В реальности было очень холодно. Но Джим предпочёл бы околеть, нежели выйти из своих воспоминаний. Хотя конечно, он понимал, осознавал краем сознания, что выбор был слабым. Но в то же время он был разумным. Нужное количество боли, достаточное, чтобы ощутить её, но не настолько сильное, чтобы в ней утонуть.
«Я здесь», — более реально, чем наяву, прошептал у него в сознании мягкий баритон. Джим кивнул и закрыл глаза. Да, обладатель баритона был здесь. Спокойными, как будто даже врачебными движениями снимал с него одежду, укрывал одеялом и садился у постели на скрипящий стул. Смотрел непонимающим взглядом, но внимательно. Протягивал руку и касался лба сухой тёплой ладонью. У него не дрожали руки. Даже у Дока подрагивали. И потели. А у него — никогда.

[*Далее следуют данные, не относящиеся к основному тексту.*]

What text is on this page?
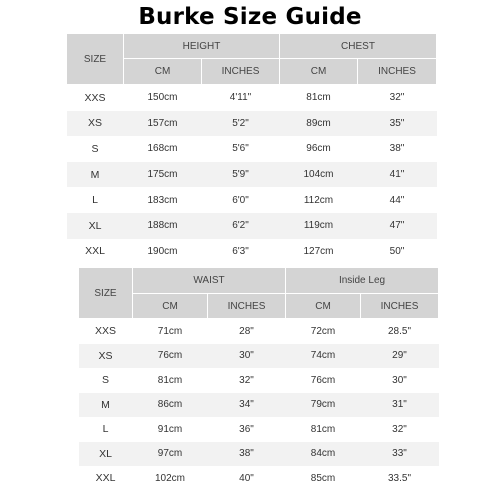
Burke Size Guide
SIZE	HEIGHT		CHEST	
	CM	INCHES	CM	INCHES
XXS	150cm	4'11"	81cm	32"
XS	157cm	5'2"	89cm	35"
S	168cm	5'6"	96cm	38"
M	175cm	5'9"	104cm	41"
L	183cm	6'0"	112cm	44"
XL	188cm	6'2"	119cm	47"
XXL	190cm	6'3"	127cm	50"
SIZE	WAIST		Inside Leg	
	CM	INCHES	CM	INCHES
XXS	71cm	28"	72cm	28.5"
XS	76cm	30"	74cm	29"
S	81cm	32"	76cm	30"
M	86cm	34"	79cm	31"
L	91cm	36"	81cm	32"
XL	97cm	38"	84cm	33"
XXL	102cm	40"	85cm	33.5"
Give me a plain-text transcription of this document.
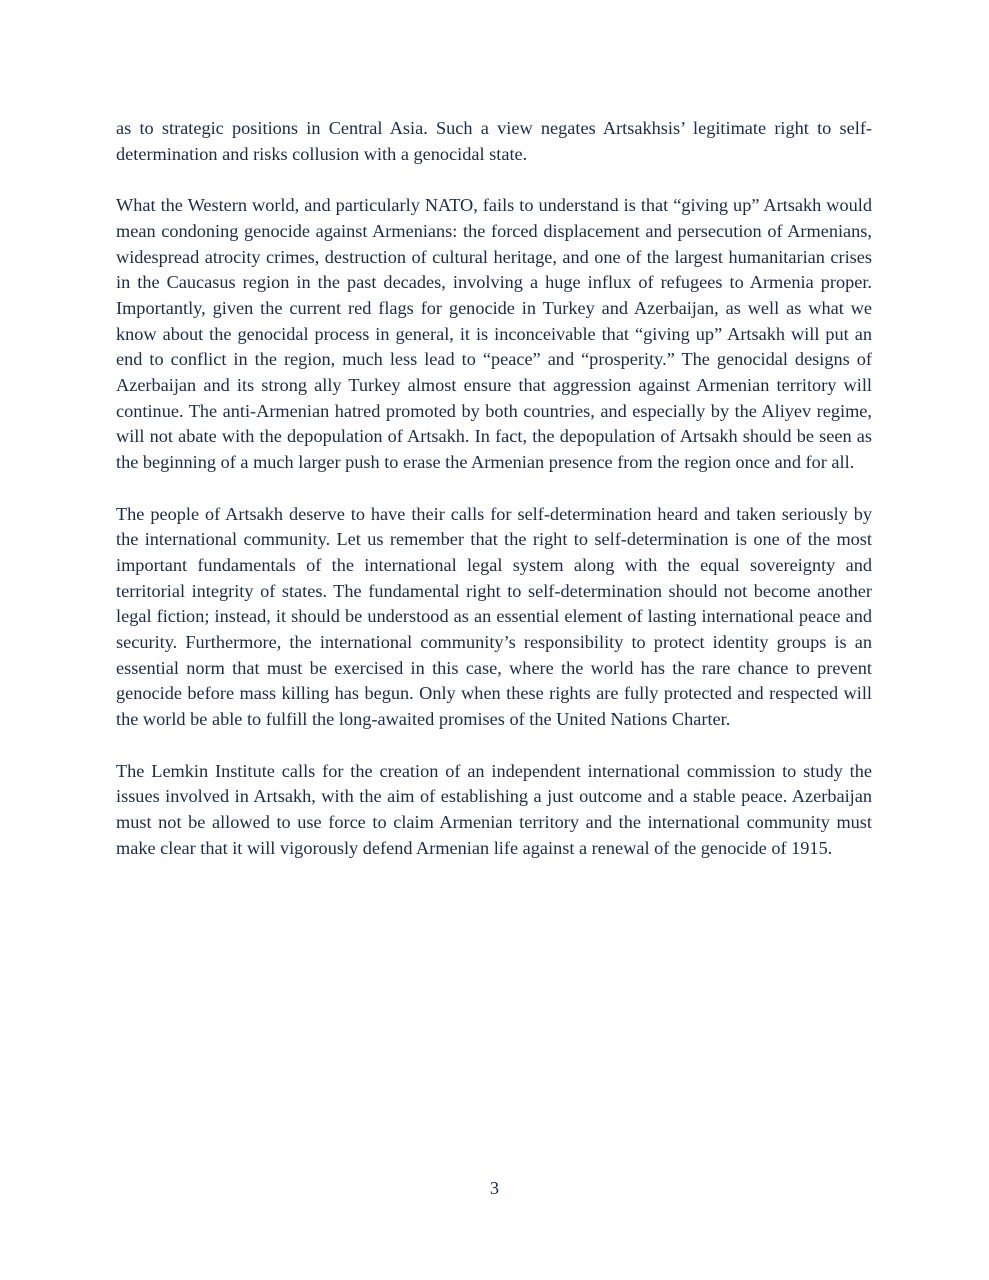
as to strategic positions in Central Asia. Such a view negates Artsakhsis’ legitimate right to self-determination and risks collusion with a genocidal state.

What the Western world, and particularly NATO, fails to understand is that “giving up” Artsakh would mean condoning genocide against Armenians: the forced displacement and persecution of Armenians, widespread atrocity crimes, destruction of cultural heritage, and one of the largest humanitarian crises in the Caucasus region in the past decades, involving a huge influx of refugees to Armenia proper. Importantly, given the current red flags for genocide in Turkey and Azerbaijan, as well as what we know about the genocidal process in general, it is inconceivable that “giving up” Artsakh will put an end to conflict in the region, much less lead to “peace” and “prosperity.” The genocidal designs of Azerbaijan and its strong ally Turkey almost ensure that aggression against Armenian territory will continue. The anti-Armenian hatred promoted by both countries, and especially by the Aliyev regime, will not abate with the depopulation of Artsakh. In fact, the depopulation of Artsakh should be seen as the beginning of a much larger push to erase the Armenian presence from the region once and for all.

The people of Artsakh deserve to have their calls for self-determination heard and taken seriously by the international community. Let us remember that the right to self-determination is one of the most important fundamentals of the international legal system along with the equal sovereignty and territorial integrity of states. The fundamental right to self-determination should not become another legal fiction; instead, it should be understood as an essential element of lasting international peace and security. Furthermore, the international community’s responsibility to protect identity groups is an essential norm that must be exercised in this case, where the world has the rare chance to prevent genocide before mass killing has begun. Only when these rights are fully protected and respected will the world be able to fulfill the long-awaited promises of the United Nations Charter.

The Lemkin Institute calls for the creation of an independent international commission to study the issues involved in Artsakh, with the aim of establishing a just outcome and a stable peace. Azerbaijan must not be allowed to use force to claim Armenian territory and the international community must make clear that it will vigorously defend Armenian life against a renewal of the genocide of 1915.

3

И глаза никогда не темнели, зрачки не расширялись. Кажется, он был единственным, кому Джим прощал эту оплошность. Святому Себастиану было можно не хотеть его. Потому что он святой.
«Ещё не сейчас, детка», — прошептал Джим своему воображению, представил себе серую потрескавшуюся стену и тут же почувствовал сзади жаркие душные объятия. Завозился, скидывая тяжёлую потную руку. Капризно надул губы.
Уолли был прост, как старый калькулятор. Даже ещё проще. Как какая-нибудь тумбочка, раскладной столик. Инструкция по использованию даже не требовалась, слишком всё было очевидно.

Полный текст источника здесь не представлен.